Mit diesem Verbot geht man Kurz zufolge gegen den "Nährboden" des Terrorismus vor. Diesem Zweck soll auch ein "Imameverzeichnis" und ein damit verbundenes "Abdrehen" islamistischer Predigten dienen. Auch ganze Moscheen sollen künftig leichter geschlossen und Vereine leichter verboten werden können. Dafür sollen sich die Behörden enger vernetzen und "systematisch" Daten austauschen. Das betrifft auch Informationen über Geldflüsse, mit denen man "Umgehungskonstrukte" zur Terrorfinanzierung entdecken und abschaffen möchte.
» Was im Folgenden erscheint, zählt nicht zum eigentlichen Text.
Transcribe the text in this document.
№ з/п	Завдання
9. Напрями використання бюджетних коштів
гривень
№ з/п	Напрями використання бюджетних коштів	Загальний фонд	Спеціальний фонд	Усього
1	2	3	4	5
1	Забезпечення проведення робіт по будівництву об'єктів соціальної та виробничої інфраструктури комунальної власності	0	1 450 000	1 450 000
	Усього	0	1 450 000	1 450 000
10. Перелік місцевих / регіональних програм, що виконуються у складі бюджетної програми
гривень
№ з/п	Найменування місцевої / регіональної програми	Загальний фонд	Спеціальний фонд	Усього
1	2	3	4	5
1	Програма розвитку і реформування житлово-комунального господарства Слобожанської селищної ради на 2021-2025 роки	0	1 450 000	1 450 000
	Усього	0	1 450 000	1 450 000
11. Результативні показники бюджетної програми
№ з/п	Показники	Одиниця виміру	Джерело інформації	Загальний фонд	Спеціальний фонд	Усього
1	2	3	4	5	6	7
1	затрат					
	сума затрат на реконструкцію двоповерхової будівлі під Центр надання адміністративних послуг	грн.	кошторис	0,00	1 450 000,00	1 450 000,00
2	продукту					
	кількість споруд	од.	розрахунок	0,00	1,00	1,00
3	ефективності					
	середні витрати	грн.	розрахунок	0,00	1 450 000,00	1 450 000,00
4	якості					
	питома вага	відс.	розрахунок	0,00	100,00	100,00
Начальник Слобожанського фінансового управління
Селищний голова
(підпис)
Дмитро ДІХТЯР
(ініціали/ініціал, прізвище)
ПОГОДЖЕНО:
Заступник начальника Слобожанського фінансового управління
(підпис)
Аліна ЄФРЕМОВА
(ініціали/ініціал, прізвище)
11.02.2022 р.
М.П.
Der stellvertretende SPÖ-Fraktionschef Jörg Leichtfried meinte nach der Vorstellung des Pakets, die aktuell geltende Rechtslage hätte zur Verhinderung des Anschlags vom 2. November eigentlich ausgereicht. Dass er trotzdem passiert sei liege an einer "Kette von Fehlern im Verantwortungsbereich des Innenministers, die so nicht hätte passieren dürfen".

Ähnlich äußerten sich die Neos, aus deren Reihen es hieß, bevor man über "weitere Schritte und schärfere Maßnahmen sprechen" könne, müsse zuerst "der Anschlag lückenlos und unabhängig aufgeklärt werden" - und zwar von einer "wirklich unabhängigen Untersuchungskommission" mit einem von der Opposition benannten Vorsitzenden.

Zu dieser Opposition im Wiener Nationalrat gehört auch die FPÖ, deren Fraktionschef Herbert Kickl das Paket als "durchaus diskussionswürdig", aber in einigen Punkten "nicht zu Ende gedacht" einschätzt. So hindere eine Fußfessel Terroristen beispielsweise nicht am Schusswaffengebrauch. Außerdem könnte die österreichische Staatsangehörigkeit seiner Ansicht nach auch dann entzogen werden, wenn ein Terrorist in so einem Fall staatenlos wird. Als weitere Lehre aus dem Fall Wien regt er an, dass in Terrorverfahren künftig ausschließlich nach Erwachsenen-, und nicht mehr nach Jugendstrafrecht geurteilt wird.